La visite s’étale sur une durée allant d’une heure pour la « Classic », jusqu’à deux heures pour celle intitulée « Maître de chai ». Cette dernière comprend un parcours exclusif avec le maître de chai, Erwan Lefebvre, et se termine par une dégustation des whiskies les plus anciens directement dans les chais.

« Ce n’est pas une simple dégustation, précise le directeur général. Chaque visiteur a au minimum trois verres de whisky devant lui. Il va ainsi pouvoir effectuer une comparaison en temps réel. Nous lui faisons ajouter de l’eau dans son verre afin que le degré alcoolique diminue et que les arômes s’ouvrent. » Ce nouveau projet semble déjà une réussite. La distillerie accueille 10 000 visiteurs par an en moyenne et est devenue l’une des attractions de la région. L’objectif est d’atteindre les 20 000.

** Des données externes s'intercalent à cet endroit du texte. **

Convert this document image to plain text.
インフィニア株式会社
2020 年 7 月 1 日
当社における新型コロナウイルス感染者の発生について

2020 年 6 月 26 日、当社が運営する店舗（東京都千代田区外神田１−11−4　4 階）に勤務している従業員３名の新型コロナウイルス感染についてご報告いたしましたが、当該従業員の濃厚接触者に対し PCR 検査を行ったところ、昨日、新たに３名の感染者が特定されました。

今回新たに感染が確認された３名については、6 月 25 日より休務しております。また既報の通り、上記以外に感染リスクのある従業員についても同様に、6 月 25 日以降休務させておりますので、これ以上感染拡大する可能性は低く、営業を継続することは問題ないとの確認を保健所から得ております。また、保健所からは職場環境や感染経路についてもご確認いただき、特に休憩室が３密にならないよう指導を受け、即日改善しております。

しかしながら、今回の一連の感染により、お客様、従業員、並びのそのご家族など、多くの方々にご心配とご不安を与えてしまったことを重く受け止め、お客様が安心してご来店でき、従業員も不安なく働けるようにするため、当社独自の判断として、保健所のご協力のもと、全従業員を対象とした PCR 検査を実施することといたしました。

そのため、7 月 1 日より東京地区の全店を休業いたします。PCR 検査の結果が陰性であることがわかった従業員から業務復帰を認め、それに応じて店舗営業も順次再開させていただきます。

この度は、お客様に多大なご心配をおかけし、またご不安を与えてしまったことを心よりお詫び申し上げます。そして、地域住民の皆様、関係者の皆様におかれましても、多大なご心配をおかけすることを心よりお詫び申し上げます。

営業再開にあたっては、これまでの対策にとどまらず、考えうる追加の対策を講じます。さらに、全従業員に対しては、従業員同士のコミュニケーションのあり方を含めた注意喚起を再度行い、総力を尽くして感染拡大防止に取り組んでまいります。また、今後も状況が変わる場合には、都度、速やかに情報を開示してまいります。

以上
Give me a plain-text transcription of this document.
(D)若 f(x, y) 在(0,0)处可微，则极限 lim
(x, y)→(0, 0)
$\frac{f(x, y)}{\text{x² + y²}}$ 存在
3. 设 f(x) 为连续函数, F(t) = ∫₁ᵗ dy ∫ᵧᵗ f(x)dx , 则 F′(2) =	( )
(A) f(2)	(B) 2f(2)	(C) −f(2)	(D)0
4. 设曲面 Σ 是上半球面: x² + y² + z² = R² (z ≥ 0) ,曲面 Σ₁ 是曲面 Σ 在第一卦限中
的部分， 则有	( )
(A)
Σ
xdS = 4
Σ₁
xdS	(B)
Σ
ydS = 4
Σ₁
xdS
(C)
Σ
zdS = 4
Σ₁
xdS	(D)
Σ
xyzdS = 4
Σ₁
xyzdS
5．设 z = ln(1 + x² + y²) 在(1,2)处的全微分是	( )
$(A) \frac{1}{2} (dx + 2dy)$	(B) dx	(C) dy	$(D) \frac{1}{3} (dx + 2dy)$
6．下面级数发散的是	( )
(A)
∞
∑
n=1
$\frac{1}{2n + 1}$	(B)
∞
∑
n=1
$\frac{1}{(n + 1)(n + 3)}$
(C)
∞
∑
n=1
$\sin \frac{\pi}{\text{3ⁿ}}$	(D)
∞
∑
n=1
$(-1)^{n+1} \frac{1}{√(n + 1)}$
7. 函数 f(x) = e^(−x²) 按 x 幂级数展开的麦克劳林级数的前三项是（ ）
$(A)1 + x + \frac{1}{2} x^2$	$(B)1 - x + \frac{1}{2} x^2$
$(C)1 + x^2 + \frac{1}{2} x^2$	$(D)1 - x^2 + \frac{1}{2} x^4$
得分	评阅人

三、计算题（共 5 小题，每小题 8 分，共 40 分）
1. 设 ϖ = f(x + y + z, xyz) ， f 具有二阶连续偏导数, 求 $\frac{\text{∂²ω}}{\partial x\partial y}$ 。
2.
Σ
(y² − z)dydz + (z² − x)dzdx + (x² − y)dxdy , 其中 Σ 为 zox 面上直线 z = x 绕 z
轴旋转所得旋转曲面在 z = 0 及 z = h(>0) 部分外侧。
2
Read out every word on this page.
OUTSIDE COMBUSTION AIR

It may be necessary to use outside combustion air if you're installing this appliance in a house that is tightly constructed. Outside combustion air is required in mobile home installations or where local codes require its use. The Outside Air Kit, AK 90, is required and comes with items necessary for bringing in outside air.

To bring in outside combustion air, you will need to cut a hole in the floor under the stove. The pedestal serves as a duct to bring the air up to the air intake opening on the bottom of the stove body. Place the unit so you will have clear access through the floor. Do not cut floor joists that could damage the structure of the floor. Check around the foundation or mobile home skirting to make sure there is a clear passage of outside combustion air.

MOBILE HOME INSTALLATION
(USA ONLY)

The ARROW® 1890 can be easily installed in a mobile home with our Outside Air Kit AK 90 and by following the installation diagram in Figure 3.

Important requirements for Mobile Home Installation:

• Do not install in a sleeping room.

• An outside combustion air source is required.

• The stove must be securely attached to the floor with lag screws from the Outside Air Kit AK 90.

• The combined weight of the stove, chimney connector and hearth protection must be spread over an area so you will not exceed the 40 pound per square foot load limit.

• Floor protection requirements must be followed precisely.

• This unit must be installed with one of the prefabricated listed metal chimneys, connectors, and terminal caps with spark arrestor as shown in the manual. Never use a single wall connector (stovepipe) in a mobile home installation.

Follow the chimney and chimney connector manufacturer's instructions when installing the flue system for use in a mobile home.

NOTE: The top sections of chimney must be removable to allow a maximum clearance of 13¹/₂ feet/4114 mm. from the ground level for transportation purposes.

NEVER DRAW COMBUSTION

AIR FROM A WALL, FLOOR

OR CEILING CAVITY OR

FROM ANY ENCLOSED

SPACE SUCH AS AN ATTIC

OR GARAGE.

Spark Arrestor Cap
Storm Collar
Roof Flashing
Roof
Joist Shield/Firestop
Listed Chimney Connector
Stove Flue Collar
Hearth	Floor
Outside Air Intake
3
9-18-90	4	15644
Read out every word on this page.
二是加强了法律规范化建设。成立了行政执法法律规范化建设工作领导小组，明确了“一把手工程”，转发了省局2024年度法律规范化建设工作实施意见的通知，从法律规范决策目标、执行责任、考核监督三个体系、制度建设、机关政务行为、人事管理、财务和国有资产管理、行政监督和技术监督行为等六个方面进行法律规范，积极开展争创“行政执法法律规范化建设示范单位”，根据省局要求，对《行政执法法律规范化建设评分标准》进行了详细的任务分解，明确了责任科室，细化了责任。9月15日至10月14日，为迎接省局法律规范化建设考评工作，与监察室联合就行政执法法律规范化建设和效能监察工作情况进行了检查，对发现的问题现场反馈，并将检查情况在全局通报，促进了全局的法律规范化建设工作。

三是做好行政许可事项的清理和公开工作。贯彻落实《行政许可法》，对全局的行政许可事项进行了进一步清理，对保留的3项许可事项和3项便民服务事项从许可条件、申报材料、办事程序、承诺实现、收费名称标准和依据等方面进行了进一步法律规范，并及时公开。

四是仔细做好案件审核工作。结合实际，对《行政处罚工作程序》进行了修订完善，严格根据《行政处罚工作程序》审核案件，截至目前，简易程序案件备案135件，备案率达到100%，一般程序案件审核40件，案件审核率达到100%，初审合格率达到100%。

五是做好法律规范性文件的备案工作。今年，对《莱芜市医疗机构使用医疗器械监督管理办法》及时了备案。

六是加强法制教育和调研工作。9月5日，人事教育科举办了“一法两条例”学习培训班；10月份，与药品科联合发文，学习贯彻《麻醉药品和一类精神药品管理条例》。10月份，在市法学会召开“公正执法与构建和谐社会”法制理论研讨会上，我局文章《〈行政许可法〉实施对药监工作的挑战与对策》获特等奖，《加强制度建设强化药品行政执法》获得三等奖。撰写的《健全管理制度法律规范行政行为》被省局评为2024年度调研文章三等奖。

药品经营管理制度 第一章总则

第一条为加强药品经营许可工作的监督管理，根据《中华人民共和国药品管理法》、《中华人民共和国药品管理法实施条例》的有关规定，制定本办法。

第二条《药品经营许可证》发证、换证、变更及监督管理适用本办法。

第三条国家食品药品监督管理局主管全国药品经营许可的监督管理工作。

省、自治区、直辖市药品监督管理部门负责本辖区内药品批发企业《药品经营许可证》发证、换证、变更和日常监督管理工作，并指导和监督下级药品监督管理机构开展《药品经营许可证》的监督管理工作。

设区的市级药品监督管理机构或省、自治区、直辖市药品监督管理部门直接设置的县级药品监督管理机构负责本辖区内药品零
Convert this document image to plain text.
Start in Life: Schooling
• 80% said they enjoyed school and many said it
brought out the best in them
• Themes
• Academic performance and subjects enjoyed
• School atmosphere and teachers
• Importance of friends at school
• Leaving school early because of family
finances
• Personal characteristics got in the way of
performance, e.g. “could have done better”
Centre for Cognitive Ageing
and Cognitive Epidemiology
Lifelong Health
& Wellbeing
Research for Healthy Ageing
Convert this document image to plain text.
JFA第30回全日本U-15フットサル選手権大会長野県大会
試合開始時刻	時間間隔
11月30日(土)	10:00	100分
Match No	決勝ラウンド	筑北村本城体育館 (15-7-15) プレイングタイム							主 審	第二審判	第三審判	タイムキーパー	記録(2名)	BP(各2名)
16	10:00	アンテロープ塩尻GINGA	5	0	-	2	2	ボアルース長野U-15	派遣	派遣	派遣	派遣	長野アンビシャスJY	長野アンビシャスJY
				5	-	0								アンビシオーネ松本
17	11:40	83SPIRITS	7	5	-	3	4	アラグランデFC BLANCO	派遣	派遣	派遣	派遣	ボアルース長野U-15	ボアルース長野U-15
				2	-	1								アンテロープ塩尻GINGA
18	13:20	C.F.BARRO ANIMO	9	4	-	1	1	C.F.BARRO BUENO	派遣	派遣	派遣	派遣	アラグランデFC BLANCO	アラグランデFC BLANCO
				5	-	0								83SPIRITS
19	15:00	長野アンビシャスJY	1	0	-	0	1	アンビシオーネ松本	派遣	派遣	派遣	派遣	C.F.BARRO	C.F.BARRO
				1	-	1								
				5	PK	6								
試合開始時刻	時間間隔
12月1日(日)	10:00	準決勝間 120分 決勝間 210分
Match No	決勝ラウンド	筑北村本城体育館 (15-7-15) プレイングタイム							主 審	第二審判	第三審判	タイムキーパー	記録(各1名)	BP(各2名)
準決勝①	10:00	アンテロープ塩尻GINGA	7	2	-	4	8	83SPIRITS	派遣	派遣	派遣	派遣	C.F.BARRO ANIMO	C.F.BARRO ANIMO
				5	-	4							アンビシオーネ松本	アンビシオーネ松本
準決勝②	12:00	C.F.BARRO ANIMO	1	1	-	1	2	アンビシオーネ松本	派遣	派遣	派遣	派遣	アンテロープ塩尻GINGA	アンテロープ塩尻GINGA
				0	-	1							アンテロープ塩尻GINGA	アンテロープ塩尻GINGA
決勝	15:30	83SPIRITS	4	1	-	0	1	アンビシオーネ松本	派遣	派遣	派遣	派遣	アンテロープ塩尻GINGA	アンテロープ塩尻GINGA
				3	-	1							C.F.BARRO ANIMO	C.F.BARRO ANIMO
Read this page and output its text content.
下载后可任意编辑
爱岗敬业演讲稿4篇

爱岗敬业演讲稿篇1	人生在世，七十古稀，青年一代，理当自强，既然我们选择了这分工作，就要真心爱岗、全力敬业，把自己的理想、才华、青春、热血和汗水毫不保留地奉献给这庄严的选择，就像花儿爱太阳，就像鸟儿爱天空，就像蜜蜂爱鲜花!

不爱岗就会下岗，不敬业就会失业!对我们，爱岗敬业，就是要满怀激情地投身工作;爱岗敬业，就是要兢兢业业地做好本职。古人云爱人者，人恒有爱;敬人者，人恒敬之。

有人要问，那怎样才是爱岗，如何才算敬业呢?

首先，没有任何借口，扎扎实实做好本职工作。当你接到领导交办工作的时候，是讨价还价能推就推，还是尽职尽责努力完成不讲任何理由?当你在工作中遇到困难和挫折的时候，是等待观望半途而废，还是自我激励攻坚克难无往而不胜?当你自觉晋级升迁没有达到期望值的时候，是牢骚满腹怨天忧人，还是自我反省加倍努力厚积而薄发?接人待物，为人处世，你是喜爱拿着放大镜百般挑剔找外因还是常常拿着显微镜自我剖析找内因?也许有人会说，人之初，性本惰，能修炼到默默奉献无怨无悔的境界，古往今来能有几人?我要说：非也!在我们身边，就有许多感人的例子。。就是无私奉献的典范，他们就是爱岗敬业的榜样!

La distillerie vient de lancer Yeun Elez, son nouveau whisky tourbé. Confectionné à partir de malt écossais, il garde les accents fruités et épicés propres à Armorik. www.distillerie-warenghem.bzh
La distillerie vient de lancer Yeun Elez, son nouveau whisky tourbé. Confectionné à partir de malt écossais, il garde les accents fruités et épicés propres à Armorik. www.distillerie-warenghem.bzh DR

« La vente directe au consommateur est en progression constante, se réjouit le directeur général, David Roussier. Elle constitue déjà environ 10 % de notre chiffre d’affaires total. C’est extrêmement encourageant, car nous ne passons pas par les intermédiaires. » La marge sur chaque bouteille est donc plus importante pour cette entreprise qui fourmille d’idées nouvelles.

Elle vient de lancer son nouveau whisky tourbé, Yeun Elez, confectionné à partir de malt écossais, mais en gardant les accents fruités et épicés propres à Armorik. Le côté tourbé – avec des arômes distinctifs de réglisse, de feu de cheminée, de cendre… – est volontairement exacerbé en affichant 50 ppm. Ce taux correspond à la quantité de tourbe (et donc de phénols) présente dans le malt ; en Ecosse, ce taux varie de 2-3 ppm dans le Speyside, mais atteint jusqu’à 80 ppm sur l’île d’Islay.

Nul doute que ce nouveau flacon plaira aux amateurs toujours plus nombreux de ce type de whisky, de même que les dernières créations estampillées AB (Agriculture biologique). Il est prévu qu’en janvier 2021 toute la production passe en bio. Si la distillerie Warenghem affiche avec fierté ses 120 ans, elle n’a jamais semblé aussi en forme. Le whisky Armorik lui aurait-elle permis d’acquérir une jeunesse éternelle ? Il faut le croire.